Il 18 maggio 2023 Giampiero Gualandi e Sofia Stefani avrebbero firmato un "contratto di sottomissione sessuale". Ne hanno parlato nel processo a carico dell'ex comandante della polizia locale di Anzola, accusato dell'omicidio della giovane collega, la procuratrice aggiunta Lucia Russo e l'avvocato Andrea Speranzoni, difensore di parte civile per la famiglia Stefani, nei loro interventi di richiesta delle prove.

Nel contratto, è stato riferito in aula, Gualandi si «autodefiniva padrone, colui che tutto può sulla sua schiava». In un passaggio si diceva: «Io signore e padrone mi impegno a dominare l'anima della mia sottomessa».

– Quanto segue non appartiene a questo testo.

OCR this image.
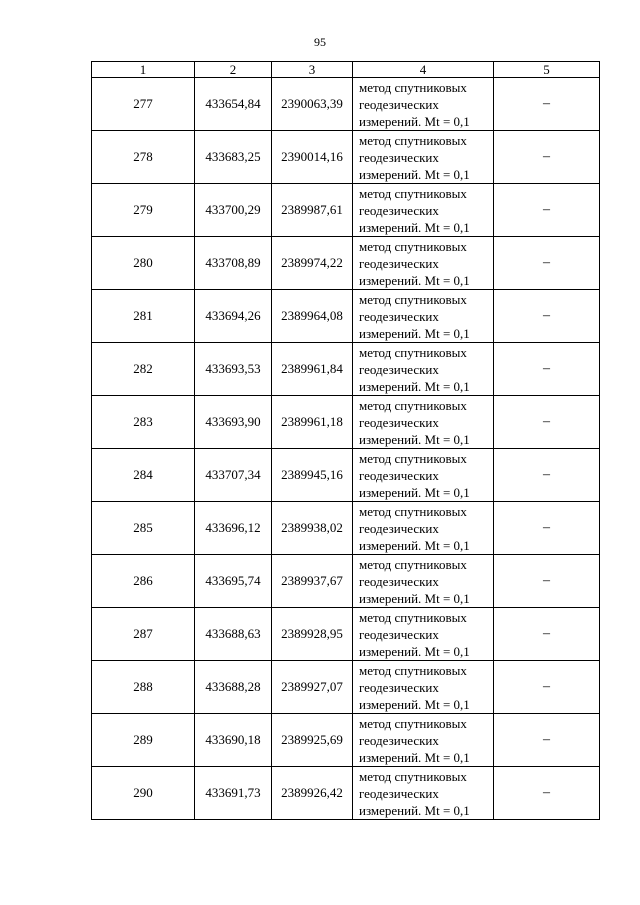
95
1	2	3	4	5
277	433654,84	2390063,39	метод спутниковых
геодезических
измерений. Mt = 0,1	–
278	433683,25	2390014,16	метод спутниковых
геодезических
измерений. Mt = 0,1	–
279	433700,29	2389987,61	метод спутниковых
геодезических
измерений. Mt = 0,1	–
280	433708,89	2389974,22	метод спутниковых
геодезических
измерений. Mt = 0,1	–
281	433694,26	2389964,08	метод спутниковых
геодезических
измерений. Mt = 0,1	–
282	433693,53	2389961,84	метод спутниковых
геодезических
измерений. Mt = 0,1	–
283	433693,90	2389961,18	метод спутниковых
геодезических
измерений. Mt = 0,1	–
284	433707,34	2389945,16	метод спутниковых
геодезических
измерений. Mt = 0,1	–
285	433696,12	2389938,02	метод спутниковых
геодезических
измерений. Mt = 0,1	–
286	433695,74	2389937,67	метод спутниковых
геодезических
измерений. Mt = 0,1	–
287	433688,63	2389928,95	метод спутниковых
геодезических
измерений. Mt = 0,1	–
288	433688,28	2389927,07	метод спутниковых
геодезических
измерений. Mt = 0,1	–
289	433690,18	2389925,69	метод спутниковых
геодезических
измерений. Mt = 0,1	–
290	433691,73	2389926,42	метод спутниковых
геодезических
измерений. Mt = 0,1	–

Il contratto, ha spiegato la difesa dell’ex comandante, «viene dal libro ‘50 sfumature di grigio’, uno dei successi editoriali del 2011. Era un gioco, non ha nessuna validità, nessuna efficacia giuridica, nessuna possibilità di condizionare comportamenti. Nella vita sessuale gli adulti possono fare quello che vogliono».

Secondo l’accusa Gualandi, 63 anni (lei ne aveva 33), nei giorni concitati che portarono all’omicidio, «si trovava prigioniero di un castello di menzogne da lui stesso costruito».

Stefani è stata uccisa il 16 maggio 2024 da un colpo partito dalla pistola di ordinanza di Gualandi nell'ufficio dell'uomo, al comando di Anzola. L'imputato, per la prima volta presente in aula, completo grigio gessato e seduto a fianco dei suoi difensori, avvocati Claudio Benenati e Lorenzo Valgimigli, ha sempre sostenuto l'ipotesi di un incidente, uno sparo esploso per errore durante una colluttazione.

«Ma come si vedrà dalle consulenze tecniche - ha detto sul punto la pm Russo - sull'arma non sono state trovate tracce né biologiche né dattiloscopiche di lei, ma solo dell'imputato».

Nel parlare della «tormentata relazione» tra i due, la pm ha ricostruito come questa fosse fortemente squilibrata per l'età e per la vulnerabilità della Stefani e ne ha ricostruito la «ciclica alternanza di momenti di quiete e tensione, fino al tragico epilogo».

Un rapporto che si interruppe per pochi giorni a fine aprile 2024, a seguito della casuale scoperta della moglie di Gualandi, ma l'uomo, ha detto la pm, invece che ammettere i fatti e assumersi le proprie responsabilità si inventò che era conclusa da tempo e che era la giovane donna che continuava a perseguitarlo.

Secondo la Procura la relazione riprese a pochi giorni di distanza, «nella piena inconsapevolezza della moglie». «Nella fase che precede l'omicidio, Gualandi assume comportamenti di assoluta doppiezza, mandando alla Stefani messaggi confermativi del rapporto affettivo e sessuale mentre alla moglie, negli stessi minuti, scriveva di essere tormentato da Stefani». In questo senso sarebbe quindi stato prigioniero del «castello di menzogne».